Laudenslager's response to Cerniglia's public challenges was more succinct: "I have neither the time nor the inclination to participate in the type of forum you have proposed."
Banks says there's no point in going up against Cerniglia's champion. "I've been in this business for fifteen years," he says, "and my experience is that folks like Ms. Cerniglia have a mindset and an agenda that you can't change. We'll never get through to her. End of discussion. And as far as her proposed debate is concerned, in my experience, I've found debates to be non-productive. They turn into a 'he said, she said' type of thing. Frankly, I don't see any sense in arguing facts. Ms. Cerniglia can say that the sun doesn't come up in the east all she wants, but the fact is that it does. In this case, the facts are that animal research is a valuable scientific tool which helps people. The bottom line is that I don't have the time to debate this."
Regardless of Banks's unwillingness to debate, Cerniglia says she'll continue to try to expose what she feels is unnecessary experimentation. Adding to her sense of urgency is a proposed bill in the Colorado House of Representatives that would make it difficult to get information regarding Laudenslager's experiments. HB-1228 aims to limit access to an animal's veterinary records--specifically the records of animals owned by state institutions--unless authorized by the animal's owner.

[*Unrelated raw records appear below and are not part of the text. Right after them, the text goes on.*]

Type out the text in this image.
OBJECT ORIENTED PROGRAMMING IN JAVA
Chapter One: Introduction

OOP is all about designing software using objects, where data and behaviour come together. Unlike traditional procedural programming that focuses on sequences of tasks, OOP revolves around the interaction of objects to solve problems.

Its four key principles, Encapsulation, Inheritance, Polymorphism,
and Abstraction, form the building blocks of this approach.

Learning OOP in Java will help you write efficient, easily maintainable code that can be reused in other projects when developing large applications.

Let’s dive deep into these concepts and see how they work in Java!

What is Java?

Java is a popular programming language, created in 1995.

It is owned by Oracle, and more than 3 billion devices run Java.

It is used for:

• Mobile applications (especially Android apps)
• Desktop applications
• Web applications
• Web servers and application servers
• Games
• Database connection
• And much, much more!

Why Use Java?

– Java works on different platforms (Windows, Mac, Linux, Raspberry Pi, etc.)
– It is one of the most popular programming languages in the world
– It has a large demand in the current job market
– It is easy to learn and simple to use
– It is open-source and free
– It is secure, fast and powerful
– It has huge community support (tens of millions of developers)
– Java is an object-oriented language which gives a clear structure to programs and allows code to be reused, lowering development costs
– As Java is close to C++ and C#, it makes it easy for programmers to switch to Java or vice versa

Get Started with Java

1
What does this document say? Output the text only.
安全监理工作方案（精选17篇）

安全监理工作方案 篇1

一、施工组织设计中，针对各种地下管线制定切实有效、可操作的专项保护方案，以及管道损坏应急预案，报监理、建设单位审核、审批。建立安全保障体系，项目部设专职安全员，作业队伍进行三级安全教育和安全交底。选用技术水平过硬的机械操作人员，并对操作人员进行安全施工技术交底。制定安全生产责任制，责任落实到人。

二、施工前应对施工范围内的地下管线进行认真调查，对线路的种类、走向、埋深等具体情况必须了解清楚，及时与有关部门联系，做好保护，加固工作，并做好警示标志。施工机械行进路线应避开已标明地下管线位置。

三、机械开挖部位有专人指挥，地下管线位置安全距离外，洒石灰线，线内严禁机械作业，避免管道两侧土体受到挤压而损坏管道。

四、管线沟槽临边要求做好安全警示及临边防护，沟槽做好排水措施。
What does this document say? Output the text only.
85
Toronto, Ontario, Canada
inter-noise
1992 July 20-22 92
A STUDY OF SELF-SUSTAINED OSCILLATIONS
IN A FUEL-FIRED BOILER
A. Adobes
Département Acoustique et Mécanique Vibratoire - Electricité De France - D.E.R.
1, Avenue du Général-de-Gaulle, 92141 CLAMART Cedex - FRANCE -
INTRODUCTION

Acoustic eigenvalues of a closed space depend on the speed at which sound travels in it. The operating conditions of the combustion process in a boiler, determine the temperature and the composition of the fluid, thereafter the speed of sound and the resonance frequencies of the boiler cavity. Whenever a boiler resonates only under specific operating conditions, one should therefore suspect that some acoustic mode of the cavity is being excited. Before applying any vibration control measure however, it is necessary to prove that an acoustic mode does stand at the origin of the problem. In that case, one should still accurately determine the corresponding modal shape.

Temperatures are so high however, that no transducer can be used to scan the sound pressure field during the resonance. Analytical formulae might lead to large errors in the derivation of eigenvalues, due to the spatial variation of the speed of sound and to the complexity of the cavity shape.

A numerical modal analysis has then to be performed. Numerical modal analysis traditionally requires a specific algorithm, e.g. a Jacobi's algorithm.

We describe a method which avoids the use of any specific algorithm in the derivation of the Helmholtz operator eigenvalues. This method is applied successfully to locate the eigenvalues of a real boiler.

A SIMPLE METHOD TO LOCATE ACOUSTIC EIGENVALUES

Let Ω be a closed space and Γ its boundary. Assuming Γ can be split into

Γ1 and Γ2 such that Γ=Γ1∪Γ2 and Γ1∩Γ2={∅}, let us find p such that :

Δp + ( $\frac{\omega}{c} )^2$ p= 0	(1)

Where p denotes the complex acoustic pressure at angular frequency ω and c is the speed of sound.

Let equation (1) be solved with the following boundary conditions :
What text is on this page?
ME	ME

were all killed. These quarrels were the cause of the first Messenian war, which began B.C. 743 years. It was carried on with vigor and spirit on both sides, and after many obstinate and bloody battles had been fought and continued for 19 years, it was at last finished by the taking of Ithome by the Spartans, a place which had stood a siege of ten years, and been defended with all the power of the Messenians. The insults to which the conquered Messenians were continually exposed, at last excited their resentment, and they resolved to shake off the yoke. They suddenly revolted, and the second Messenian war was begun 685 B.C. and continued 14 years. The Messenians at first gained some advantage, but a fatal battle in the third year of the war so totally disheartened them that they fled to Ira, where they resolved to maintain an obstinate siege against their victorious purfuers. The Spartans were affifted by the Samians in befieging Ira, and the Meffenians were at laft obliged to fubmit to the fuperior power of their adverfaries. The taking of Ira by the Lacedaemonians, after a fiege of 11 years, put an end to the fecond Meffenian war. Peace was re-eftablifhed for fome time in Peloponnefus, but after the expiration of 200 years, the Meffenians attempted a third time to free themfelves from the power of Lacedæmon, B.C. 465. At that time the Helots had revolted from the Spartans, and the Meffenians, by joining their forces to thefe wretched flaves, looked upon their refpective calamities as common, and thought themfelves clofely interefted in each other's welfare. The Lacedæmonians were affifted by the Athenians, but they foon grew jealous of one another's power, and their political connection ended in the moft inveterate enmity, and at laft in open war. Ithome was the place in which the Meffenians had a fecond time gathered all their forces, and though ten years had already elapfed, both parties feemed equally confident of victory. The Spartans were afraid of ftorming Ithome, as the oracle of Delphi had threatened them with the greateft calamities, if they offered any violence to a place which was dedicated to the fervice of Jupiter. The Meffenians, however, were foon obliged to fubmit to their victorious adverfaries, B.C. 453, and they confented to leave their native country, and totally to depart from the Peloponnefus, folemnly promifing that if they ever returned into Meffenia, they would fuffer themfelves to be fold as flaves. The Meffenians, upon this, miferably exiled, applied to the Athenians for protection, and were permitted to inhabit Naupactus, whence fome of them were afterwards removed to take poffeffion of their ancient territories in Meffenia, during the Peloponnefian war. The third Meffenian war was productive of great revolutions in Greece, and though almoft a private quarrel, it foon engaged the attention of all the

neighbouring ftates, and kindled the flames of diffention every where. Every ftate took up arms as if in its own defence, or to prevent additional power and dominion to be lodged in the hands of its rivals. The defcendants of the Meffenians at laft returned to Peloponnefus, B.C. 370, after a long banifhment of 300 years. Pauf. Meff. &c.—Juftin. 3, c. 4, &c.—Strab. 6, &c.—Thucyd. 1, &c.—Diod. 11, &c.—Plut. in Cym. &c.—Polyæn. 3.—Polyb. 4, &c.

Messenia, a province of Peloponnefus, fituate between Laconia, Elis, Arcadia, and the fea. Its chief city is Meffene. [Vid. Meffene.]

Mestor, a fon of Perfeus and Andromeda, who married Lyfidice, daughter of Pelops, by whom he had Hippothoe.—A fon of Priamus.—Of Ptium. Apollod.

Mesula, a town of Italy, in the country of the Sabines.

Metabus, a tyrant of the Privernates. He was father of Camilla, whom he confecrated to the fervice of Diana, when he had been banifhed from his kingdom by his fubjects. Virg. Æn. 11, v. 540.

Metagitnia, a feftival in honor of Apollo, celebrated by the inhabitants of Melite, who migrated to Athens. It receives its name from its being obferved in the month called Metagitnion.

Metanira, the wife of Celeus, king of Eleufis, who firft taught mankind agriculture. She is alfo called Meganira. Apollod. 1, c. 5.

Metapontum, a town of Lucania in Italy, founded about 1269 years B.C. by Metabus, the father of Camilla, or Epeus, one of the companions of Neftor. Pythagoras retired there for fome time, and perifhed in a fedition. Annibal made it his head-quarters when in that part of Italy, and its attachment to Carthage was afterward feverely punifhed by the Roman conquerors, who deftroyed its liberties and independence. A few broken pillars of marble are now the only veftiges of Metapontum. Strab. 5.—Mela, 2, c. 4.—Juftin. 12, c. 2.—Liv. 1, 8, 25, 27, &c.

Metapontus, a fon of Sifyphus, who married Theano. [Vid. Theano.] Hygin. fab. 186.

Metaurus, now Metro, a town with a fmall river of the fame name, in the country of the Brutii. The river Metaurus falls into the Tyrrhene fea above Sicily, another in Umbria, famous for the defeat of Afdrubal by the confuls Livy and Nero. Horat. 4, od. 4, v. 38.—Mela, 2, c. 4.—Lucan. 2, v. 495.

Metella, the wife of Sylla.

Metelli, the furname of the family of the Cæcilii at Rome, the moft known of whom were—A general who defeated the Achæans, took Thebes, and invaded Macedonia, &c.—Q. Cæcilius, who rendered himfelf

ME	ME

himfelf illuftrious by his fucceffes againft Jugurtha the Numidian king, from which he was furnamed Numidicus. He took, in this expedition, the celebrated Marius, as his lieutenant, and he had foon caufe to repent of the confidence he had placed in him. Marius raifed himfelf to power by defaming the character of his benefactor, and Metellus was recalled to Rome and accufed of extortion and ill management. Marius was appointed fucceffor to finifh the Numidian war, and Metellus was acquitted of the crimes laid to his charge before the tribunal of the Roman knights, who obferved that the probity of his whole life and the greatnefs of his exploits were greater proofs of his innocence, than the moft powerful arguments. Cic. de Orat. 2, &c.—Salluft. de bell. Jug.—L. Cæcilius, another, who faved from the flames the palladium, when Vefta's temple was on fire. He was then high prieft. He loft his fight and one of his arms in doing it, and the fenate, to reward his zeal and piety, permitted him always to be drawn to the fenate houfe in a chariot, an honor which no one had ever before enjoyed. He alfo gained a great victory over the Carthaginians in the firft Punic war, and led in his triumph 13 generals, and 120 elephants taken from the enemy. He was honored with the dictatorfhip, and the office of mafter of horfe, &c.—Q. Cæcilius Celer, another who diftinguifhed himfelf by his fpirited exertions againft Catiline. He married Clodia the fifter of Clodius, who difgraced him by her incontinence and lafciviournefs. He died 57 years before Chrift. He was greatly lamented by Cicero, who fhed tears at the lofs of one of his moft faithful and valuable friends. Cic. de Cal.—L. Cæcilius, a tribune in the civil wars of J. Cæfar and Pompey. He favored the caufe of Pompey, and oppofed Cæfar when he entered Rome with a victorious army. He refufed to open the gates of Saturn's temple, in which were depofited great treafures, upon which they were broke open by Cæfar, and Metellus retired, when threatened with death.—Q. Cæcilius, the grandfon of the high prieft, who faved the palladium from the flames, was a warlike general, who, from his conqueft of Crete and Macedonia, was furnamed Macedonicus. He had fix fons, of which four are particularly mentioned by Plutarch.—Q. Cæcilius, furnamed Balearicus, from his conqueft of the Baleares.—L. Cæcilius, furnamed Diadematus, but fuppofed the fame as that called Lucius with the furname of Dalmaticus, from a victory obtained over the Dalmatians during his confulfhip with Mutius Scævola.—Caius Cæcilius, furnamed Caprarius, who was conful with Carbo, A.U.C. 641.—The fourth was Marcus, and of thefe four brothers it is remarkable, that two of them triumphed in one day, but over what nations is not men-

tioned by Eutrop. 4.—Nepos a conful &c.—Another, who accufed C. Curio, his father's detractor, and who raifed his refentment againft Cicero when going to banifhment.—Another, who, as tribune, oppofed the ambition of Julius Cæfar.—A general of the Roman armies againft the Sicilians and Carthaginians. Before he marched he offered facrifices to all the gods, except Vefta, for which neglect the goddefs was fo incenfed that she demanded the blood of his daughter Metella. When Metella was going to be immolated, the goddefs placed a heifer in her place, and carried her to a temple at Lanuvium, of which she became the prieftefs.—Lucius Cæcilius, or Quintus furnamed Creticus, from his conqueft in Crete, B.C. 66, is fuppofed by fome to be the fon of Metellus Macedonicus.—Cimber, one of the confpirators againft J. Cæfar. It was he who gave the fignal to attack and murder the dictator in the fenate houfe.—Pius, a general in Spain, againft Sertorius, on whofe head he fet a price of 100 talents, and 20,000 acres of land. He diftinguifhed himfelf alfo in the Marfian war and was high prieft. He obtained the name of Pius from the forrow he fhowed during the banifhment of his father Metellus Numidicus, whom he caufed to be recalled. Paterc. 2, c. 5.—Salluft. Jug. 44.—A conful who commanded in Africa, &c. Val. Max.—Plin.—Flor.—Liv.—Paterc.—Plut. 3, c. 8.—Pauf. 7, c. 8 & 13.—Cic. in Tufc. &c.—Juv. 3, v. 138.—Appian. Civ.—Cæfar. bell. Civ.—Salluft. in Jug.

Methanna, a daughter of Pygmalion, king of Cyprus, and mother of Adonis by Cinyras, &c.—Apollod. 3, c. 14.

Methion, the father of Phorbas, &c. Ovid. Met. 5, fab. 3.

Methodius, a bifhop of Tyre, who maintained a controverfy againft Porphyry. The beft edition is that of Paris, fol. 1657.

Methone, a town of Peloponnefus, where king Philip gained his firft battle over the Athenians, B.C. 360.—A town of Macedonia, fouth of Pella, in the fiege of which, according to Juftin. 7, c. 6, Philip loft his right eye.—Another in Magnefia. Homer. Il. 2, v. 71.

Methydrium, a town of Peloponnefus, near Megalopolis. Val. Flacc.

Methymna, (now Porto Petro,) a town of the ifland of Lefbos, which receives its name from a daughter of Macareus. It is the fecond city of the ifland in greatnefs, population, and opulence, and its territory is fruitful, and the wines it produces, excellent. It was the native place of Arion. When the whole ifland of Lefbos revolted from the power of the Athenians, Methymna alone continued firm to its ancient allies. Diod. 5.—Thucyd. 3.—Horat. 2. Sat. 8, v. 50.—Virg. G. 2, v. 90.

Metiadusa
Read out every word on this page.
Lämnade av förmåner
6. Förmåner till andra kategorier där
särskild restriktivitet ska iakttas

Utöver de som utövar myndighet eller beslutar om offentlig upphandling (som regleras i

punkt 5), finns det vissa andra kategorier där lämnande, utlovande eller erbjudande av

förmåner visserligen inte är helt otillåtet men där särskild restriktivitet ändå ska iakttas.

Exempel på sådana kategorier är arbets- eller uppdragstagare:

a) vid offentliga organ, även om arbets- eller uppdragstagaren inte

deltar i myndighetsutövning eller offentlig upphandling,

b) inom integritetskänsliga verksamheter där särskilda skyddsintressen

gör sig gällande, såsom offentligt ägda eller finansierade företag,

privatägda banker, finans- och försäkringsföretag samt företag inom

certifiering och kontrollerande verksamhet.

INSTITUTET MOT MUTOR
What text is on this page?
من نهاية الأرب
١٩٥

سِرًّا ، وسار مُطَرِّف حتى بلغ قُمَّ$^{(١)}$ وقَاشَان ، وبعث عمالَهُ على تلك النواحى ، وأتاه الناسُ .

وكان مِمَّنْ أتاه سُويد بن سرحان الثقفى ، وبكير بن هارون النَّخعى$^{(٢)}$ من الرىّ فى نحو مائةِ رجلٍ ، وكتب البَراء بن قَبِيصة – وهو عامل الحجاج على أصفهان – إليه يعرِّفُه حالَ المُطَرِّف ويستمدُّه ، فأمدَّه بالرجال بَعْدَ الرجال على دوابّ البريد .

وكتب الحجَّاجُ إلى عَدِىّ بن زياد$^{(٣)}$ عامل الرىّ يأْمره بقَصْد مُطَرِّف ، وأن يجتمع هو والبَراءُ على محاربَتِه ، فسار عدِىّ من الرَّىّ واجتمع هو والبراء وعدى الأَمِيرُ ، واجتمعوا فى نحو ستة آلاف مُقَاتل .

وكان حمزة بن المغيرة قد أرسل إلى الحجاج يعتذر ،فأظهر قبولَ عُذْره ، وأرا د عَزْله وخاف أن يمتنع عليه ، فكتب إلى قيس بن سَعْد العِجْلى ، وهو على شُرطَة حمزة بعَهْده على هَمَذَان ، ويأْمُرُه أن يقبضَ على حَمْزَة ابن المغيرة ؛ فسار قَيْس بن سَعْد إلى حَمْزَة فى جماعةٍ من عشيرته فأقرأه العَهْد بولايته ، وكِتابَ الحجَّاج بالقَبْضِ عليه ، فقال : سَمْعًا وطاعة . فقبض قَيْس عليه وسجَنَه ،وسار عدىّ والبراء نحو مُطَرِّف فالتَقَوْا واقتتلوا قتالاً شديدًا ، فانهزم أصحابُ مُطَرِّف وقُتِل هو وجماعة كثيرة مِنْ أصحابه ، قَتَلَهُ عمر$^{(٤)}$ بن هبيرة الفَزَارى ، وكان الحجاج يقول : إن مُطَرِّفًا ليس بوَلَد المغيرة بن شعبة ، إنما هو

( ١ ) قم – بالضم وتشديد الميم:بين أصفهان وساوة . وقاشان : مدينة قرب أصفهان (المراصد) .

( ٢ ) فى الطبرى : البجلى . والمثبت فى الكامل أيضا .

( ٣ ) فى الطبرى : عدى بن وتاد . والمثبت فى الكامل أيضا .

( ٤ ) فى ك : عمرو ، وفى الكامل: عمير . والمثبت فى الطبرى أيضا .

According to one of the bill's sponsors, Representative Bob Bacon (D-Fort Collins), the legislation was prompted by requests from the Colorado State University veterinarian's hospital and is meant to protect the medical records of clients who are dealing with bloodlines and breeding--specifically horse breeders. Bacon says it's a confidentiality agreement "not between a doctor and a patient but, in this case, between the doctor and the horse." When asked whether the legislation would restrict animal-rights activists from getting information about, for example, the monkey lab at CU, Bacon said that hadn't crossed his mind. The House gave preliminary approval to the bill last week, despite the arguments of animal-rights activists and efforts by other legislators to narrow its scope.
Banks says CU had no part in lobbying for the bill and that he'd never heard of the proposed legislation prior to last week. But Cerniglia insists it will help protect CU's animal experiments, because groups like hers won't be able to keep track of what researchers are doing. "It's a crafty little bill," she says. "It looks innocent enough, but there's another agenda going on here."
Cerniglia's agenda remains empty when it comes to scheduling a public debate. Greek doesn't expect that to change anytime soon. "I've got a standing challenge to Laudenslager and Banks, and I can be on the next plane out to Denver if they want to debate. Needless to say, I'm not packing my bags. I'm sitting here in Kansas in my socks."